Brehm, L. & Alday, P. (2022). Contrast coding choices in a decade of mixed models. Journal of Memory and Language.

Brehm, L., Cho, P.W., Smolensky, P. & Goldrick, M. (2022). PIPS: A parallel planning model of sentence production. Cognitive Science, 46(2), e13079.

Brehm, L. & Meyer, A.S. (2021). Planning when to say: Dissociating cue use in utterance initiation using cross-validation. Journal of Experimental Psychology: General, 150(9), 1772-1799.

He, J., Meyer, A.S, & Brehm, L. (2021). Concurrent listening affects speech planning and fluency: The roles of representational similarity and capacity limitation. Language, Cognition, and Neuroscience, 36(10), 1258-1280.

Brehm, L., Jackson, C., & Miller, K. (2021). Probabilistic online processing of sentence anomalies. Language, Cognition, and Neuroscience, 36(8), 959-983.
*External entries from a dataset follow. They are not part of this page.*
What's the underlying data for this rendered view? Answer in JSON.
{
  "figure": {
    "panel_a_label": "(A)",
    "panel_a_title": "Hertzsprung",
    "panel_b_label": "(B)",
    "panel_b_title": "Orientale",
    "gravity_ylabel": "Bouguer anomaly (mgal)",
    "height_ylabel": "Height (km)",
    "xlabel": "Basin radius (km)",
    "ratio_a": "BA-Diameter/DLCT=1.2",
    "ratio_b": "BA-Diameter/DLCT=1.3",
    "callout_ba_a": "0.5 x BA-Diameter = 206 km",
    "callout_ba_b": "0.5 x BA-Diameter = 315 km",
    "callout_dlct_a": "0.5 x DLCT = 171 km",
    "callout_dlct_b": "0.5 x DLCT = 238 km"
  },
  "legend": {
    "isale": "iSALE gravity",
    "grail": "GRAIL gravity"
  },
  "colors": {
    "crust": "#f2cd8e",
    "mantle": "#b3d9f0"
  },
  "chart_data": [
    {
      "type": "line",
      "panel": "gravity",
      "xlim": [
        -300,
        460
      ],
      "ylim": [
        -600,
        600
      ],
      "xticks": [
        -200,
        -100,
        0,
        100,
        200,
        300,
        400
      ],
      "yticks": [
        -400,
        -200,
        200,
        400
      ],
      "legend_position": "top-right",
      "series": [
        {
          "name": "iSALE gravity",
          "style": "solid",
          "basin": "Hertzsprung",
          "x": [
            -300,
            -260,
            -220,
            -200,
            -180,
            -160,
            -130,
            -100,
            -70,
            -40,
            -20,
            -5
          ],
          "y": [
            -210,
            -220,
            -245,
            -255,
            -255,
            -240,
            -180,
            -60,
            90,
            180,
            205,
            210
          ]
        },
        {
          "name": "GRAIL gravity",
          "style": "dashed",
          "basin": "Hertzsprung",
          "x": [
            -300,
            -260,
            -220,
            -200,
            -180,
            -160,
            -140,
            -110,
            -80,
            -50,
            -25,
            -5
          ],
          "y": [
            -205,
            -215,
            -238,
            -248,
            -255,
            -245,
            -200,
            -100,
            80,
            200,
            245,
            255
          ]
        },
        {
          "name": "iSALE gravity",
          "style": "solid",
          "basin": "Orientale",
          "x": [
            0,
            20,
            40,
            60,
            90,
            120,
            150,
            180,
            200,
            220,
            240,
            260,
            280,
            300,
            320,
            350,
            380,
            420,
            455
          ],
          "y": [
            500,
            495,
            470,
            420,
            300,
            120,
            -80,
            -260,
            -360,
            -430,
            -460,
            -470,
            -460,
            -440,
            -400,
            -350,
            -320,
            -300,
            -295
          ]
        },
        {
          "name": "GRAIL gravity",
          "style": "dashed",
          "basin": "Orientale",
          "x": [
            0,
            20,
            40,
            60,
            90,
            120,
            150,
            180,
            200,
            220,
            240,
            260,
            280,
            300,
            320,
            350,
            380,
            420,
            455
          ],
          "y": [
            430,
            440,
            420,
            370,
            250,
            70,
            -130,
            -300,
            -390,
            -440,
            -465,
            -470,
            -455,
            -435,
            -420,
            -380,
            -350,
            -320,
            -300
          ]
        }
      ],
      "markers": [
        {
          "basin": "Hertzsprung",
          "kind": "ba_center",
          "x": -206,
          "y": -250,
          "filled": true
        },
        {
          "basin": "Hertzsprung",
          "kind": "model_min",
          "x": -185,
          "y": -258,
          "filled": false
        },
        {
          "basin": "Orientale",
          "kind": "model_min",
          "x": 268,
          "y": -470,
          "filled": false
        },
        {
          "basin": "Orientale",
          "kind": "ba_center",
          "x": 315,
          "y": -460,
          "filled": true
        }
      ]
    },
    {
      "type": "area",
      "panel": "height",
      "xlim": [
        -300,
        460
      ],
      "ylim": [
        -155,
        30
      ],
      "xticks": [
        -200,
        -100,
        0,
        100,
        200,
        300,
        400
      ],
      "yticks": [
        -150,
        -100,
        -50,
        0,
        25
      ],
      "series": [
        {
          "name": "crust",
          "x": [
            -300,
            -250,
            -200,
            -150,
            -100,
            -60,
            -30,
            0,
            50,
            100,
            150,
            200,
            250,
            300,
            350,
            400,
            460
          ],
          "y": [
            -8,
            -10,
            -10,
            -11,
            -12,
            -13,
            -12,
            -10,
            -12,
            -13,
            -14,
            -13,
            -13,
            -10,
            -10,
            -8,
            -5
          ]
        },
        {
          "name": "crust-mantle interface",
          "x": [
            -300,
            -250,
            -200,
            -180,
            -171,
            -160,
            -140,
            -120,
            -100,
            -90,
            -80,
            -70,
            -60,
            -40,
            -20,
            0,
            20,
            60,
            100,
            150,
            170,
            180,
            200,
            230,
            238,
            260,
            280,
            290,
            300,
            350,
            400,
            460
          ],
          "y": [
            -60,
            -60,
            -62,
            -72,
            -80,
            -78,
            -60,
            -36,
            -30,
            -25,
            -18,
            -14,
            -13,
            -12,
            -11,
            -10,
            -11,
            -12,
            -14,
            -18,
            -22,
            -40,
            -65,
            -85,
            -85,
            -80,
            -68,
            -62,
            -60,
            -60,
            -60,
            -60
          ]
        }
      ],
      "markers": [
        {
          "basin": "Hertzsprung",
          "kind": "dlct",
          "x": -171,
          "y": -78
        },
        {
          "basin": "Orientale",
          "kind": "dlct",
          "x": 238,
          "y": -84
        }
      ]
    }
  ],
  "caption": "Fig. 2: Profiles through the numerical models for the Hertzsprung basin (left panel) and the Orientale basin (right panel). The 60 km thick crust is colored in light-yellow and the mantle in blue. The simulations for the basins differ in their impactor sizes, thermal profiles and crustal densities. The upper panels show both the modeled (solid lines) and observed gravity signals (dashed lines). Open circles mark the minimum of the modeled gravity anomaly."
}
Zormpa, E., Meyer, A.S., & Brehm, L. (2019). Slow naming of pictures facilitates memory for their names. Psychonomic Bulletin & Review, 26(5), 1657-1682.

Brehm, L., Jackson, C., & Miller, K. (2019). Speaker-specific processing of anomalous sentences. Quarterly Journal of Experimental Psychology. 72(4), 764-778. 

Brehm, L., Taschenberger, L., & Meyer, A. S. (2019). Mental representations of partner task cause interference in picture naming. Acta Psychologica, 199:102888.

Brehm, L., & Goldrick, M. (2017). Distinguishing categorical and gradient structure in language: Insights from verb-particle constructions. Journal of Experimental Psychology: Learning, Memory, and Cognition, 43(10), 1537-1556.

Brehm, L., & Bock, J.K. (2013). What counts in number agreement? Cognition, 128, 149-169.